White House senior adviser David Axelrod refused on Sunday to say whether the Obama administration will close the detention center at Guantanamo Bay by the end of this year.

"We'll see," he told CNN's "State of the Union," when asked if the White House could shut the facility by the end of 2010.

The comments from Axelrod are an illustration of how wary the White House is of promising movement on the Gitmo front. The president had insisted he would close the detention center by the end of his first year in office, only to be met with a Republican backlash and concern among many Democrats. An alternate site was located in upstate Illinois, and the White House insists that it remains committed to Gitmo's closure. But little has been done to compel Congress to appropriate funds for the move, according to Sen. Carl Levin (D-Mich.) chair of the Senate Committee on Armed Services.

If Axelrod's remarks were meant to foreshadow future events, it seems likely that the president won't close the detention center by the end of his first two years in office.

"Obviously there is tremendous resistance to that in Congress," said Axelrod. "That's part of the problem.
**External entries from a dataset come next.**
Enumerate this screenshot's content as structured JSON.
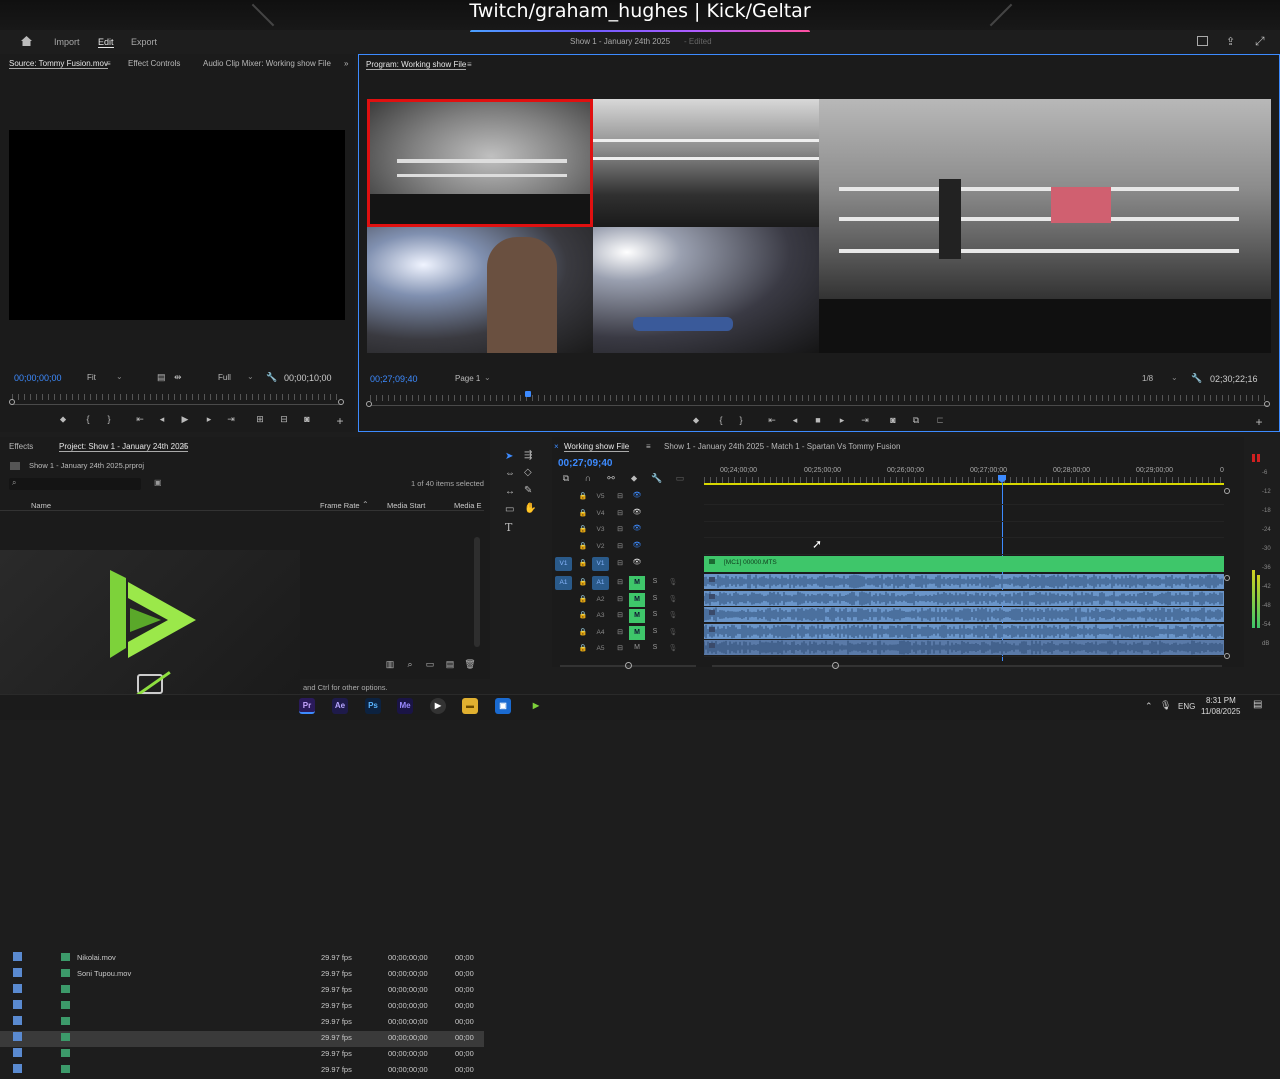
{
  "stream": {
    "title": "Twitch/graham_hughes | Kick/Geltar"
  },
  "menu": {
    "import": "Import",
    "edit": "Edit",
    "export": "Export",
    "doc_title": "Show 1 - January 24th 2025",
    "doc_state": "- Edited"
  },
  "source_panel": {
    "tabs": [
      "Source: Tommy Fusion.mov",
      "Effect Controls",
      "Audio Clip Mixer: Working show File"
    ],
    "timecode": "00;00;00;00",
    "fit": "Fit",
    "quality": "Full",
    "duration": "00;00;10;00"
  },
  "program_panel": {
    "tab": "Program: Working show File",
    "timecode": "00;27;09;40",
    "page": "Page 1",
    "ratio": "1/8",
    "duration": "02;30;22;16"
  },
  "project_panel": {
    "tabs": [
      "Effects",
      "Project: Show 1 - January 24th 2025"
    ],
    "file": "Show 1 - January 24th 2025.prproj",
    "selection": "1 of 40 items selected",
    "columns": [
      "Name",
      "Frame Rate",
      "Media Start",
      "Media E"
    ],
    "rows": [
      {
        "name": "Nikolai.mov",
        "fps": "29.97 fps",
        "start": "00;00;00;00",
        "end": "00;00"
      },
      {
        "name": "Soni Tupou.mov",
        "fps": "29.97 fps",
        "start": "00;00;00;00",
        "end": "00;00"
      },
      {
        "name": "",
        "fps": "29.97 fps",
        "start": "00;00;00;00",
        "end": "00;00"
      },
      {
        "name": "",
        "fps": "29.97 fps",
        "start": "00;00;00;00",
        "end": "00;00"
      },
      {
        "name": "",
        "fps": "29.97 fps",
        "start": "00;00;00;00",
        "end": "00;00"
      },
      {
        "name": "",
        "fps": "29.97 fps",
        "start": "00;00;00;00",
        "end": "00;00"
      },
      {
        "name": "",
        "fps": "29.97 fps",
        "start": "00;00;00;00",
        "end": "00;00"
      },
      {
        "name": "",
        "fps": "29.97 fps",
        "start": "00;00;00;00",
        "end": "00;00"
      }
    ],
    "tooltip_tail": "and Ctrl for other options."
  },
  "timeline": {
    "tabs": [
      "Working show File",
      "Show 1 - January 24th 2025 - Match 1 - Spartan Vs Tommy Fusion"
    ],
    "timecode": "00;27;09;40",
    "ruler": [
      "00;24;00;00",
      "00;25;00;00",
      "00;26;00;00",
      "00;27;00;00",
      "00;28;00;00",
      "00;29;00;00",
      "0"
    ],
    "video_tracks": [
      "V5",
      "V4",
      "V3",
      "V2",
      "V1"
    ],
    "audio_tracks": [
      "A1",
      "A2",
      "A3",
      "A4",
      "A5"
    ],
    "clip_label": "[MC1] 00000.MTS",
    "meter_labels": [
      "-6",
      "-12",
      "-18",
      "-24",
      "-30",
      "-36",
      "-42",
      "-48",
      "-54",
      "dB"
    ]
  },
  "taskbar": {
    "apps": [
      "Pr",
      "Ae",
      "Ps",
      "Me"
    ],
    "lang": "ENG",
    "time": "8:31 PM",
    "date": "11/08/2025"
  },
  "colors": {
    "accent_blue": "#3d8bff",
    "clip_green": "#3ec66a",
    "audio_blue": "#6a95c9",
    "selection_red": "#e01010",
    "playhead": "#3d8bff"
  }
}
The other part of the problem is there was absolutely no case history on anybody there, so we had to kind of reconstruct who these folks were, and now some have been transferred, others are bound for transfer, others are bound for trial, and some are still there as detainees whose status is undetermined. But in order to close Guantanamo we obviously have to move them to a prison in the States. We've identified a location. We have not yet gotten a consensus to move forward on that. We are going to continue to work on it."